The Times’ former editorial board editor, James Bennet, published a fallacy about Palin for which he never directly apologized, “indicative of an arrogance and a sense of power that’s uncontrolled,” charged Ken Turkel, a lawyer for the GOP firebrand and ex-Alaska governor.
“An entity as large as the New York Times controls every aspect of this dialogue,” Turkel said.
In his summation, Times lawyer David Axelrod told jurors the error had nothing to do with Bennet or the paper’s feelings on Palin. He said it was an honest mistake that the news organization has fully acknowledged since 14 hours after publishing it.
Of tremendous importance, said Axelrod, was that the case concerned the freedom of the press.
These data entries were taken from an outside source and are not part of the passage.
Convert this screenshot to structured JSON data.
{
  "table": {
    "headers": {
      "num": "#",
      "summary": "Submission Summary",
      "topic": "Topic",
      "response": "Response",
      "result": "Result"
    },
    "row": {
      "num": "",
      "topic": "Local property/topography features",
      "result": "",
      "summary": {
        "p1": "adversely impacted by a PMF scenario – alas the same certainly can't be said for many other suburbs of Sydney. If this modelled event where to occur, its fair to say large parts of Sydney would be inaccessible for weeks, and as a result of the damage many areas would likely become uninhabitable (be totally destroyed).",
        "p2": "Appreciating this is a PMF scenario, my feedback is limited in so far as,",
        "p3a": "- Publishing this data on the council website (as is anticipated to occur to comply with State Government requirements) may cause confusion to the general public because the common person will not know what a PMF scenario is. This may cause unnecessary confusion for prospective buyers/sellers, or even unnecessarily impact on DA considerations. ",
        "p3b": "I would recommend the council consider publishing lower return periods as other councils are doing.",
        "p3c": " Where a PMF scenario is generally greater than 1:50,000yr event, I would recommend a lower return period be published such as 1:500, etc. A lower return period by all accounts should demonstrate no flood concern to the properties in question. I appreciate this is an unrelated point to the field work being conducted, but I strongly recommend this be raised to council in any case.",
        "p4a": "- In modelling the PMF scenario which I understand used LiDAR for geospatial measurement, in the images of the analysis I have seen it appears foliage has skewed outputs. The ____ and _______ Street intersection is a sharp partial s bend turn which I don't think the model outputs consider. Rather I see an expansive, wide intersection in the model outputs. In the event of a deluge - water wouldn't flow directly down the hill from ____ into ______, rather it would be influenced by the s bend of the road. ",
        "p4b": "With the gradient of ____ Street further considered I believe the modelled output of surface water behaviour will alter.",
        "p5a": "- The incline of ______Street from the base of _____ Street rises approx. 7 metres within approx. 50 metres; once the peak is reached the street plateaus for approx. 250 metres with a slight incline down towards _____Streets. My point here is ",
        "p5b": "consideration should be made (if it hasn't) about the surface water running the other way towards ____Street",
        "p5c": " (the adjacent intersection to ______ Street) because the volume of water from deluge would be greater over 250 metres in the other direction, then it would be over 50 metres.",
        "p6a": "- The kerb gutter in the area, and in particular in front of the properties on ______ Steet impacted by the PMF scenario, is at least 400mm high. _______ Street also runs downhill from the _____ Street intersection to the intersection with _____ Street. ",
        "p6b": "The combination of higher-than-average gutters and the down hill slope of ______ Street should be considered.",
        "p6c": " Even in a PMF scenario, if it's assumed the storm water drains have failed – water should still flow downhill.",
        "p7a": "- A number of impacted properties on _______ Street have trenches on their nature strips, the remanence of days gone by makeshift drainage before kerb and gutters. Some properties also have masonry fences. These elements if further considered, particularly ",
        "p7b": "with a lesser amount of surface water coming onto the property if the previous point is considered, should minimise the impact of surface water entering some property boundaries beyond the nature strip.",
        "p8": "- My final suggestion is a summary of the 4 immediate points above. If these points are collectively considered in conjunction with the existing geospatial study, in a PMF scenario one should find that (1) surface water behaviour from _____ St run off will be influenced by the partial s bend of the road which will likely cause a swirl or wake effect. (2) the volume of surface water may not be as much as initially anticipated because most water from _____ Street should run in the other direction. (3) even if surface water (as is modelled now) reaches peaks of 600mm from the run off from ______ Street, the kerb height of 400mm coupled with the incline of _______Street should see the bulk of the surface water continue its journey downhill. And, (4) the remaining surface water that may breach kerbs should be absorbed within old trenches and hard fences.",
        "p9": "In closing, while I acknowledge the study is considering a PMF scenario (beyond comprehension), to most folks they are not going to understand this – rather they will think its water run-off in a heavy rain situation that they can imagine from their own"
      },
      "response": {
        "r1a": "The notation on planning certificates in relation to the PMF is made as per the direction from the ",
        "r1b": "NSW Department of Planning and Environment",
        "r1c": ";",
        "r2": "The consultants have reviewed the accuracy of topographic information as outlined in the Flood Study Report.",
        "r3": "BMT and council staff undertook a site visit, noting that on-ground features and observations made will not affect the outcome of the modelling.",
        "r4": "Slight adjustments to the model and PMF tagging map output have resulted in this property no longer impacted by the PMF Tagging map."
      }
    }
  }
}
“The First Amendment provides legal protection to journalists and newspapers like Mr. Bennet, like the New York Times, who make an honest mistake when they write about a person like Sarah Palin,” said Axelrod.
Palin says the June 14, 2017 editorial, “America’s Lethal Politics,” defamed her by inaccurately linking incendiary literature produced by her political action committee with a mass shooter’s motivations.
Turkel, who must prove to the jury the Times acted with “actual malice” by printing the error, said Bennet “reverse engineered” writer Elizabeth Williamson’s original draft, which focused on gun policy, to push a political narrative when he edited her piece.
But Axelrod urged the panelists to carefully read the editorial when they got back to the jury room, which he said was clearly not the result of a politically-motivated conspiracy to bring down Palin.
“Read the entire thing because what you’re bound to find is that Governor Palin’s involvement in that editorial is almost a footnote. The editorial’s not about her. It’s about the shooting of the day — it’s about that ‘pattern’ for two paragraphs. It’s about gun violence, and then it ends with praising Donald Trump,” Axelrod said.
“This piece that was supposedly anti-Republican and anti-Governor Palin ends by praising Donald Trump for saying just the right things.”
The Times published the editorial after an Alexandria, Va. mass shooting at a congressional baseball practice that grievously wounded Rep. Steve Scalise (R-La.).
Pointing to gunman James Hodginkson’s support for Bernie Sanders and contempt for Donald Trump, the editorial said heated political rhetoric could lead to real-world violence.
It then referenced a 2011 shooting at an event for former Rep. Gabby Giffords in Tucson, Ariz., and wrote “the link to political incitement was clear” when Jared Lee Loughner killed six people, including a little girl, in that incident.
The Times’ editorial said that before the shooting, Palin’s PAC published a map with stylized crosshairs over Democrats, including Giffords. But the graphic actually featured crosshairs over electoral districts, not politicians. And there was no evidence Loughner, who was profoundly mentally ill, had ever seen it.
Jurors deliberated for about two hours before going home for the day. Deliberations resume Monday.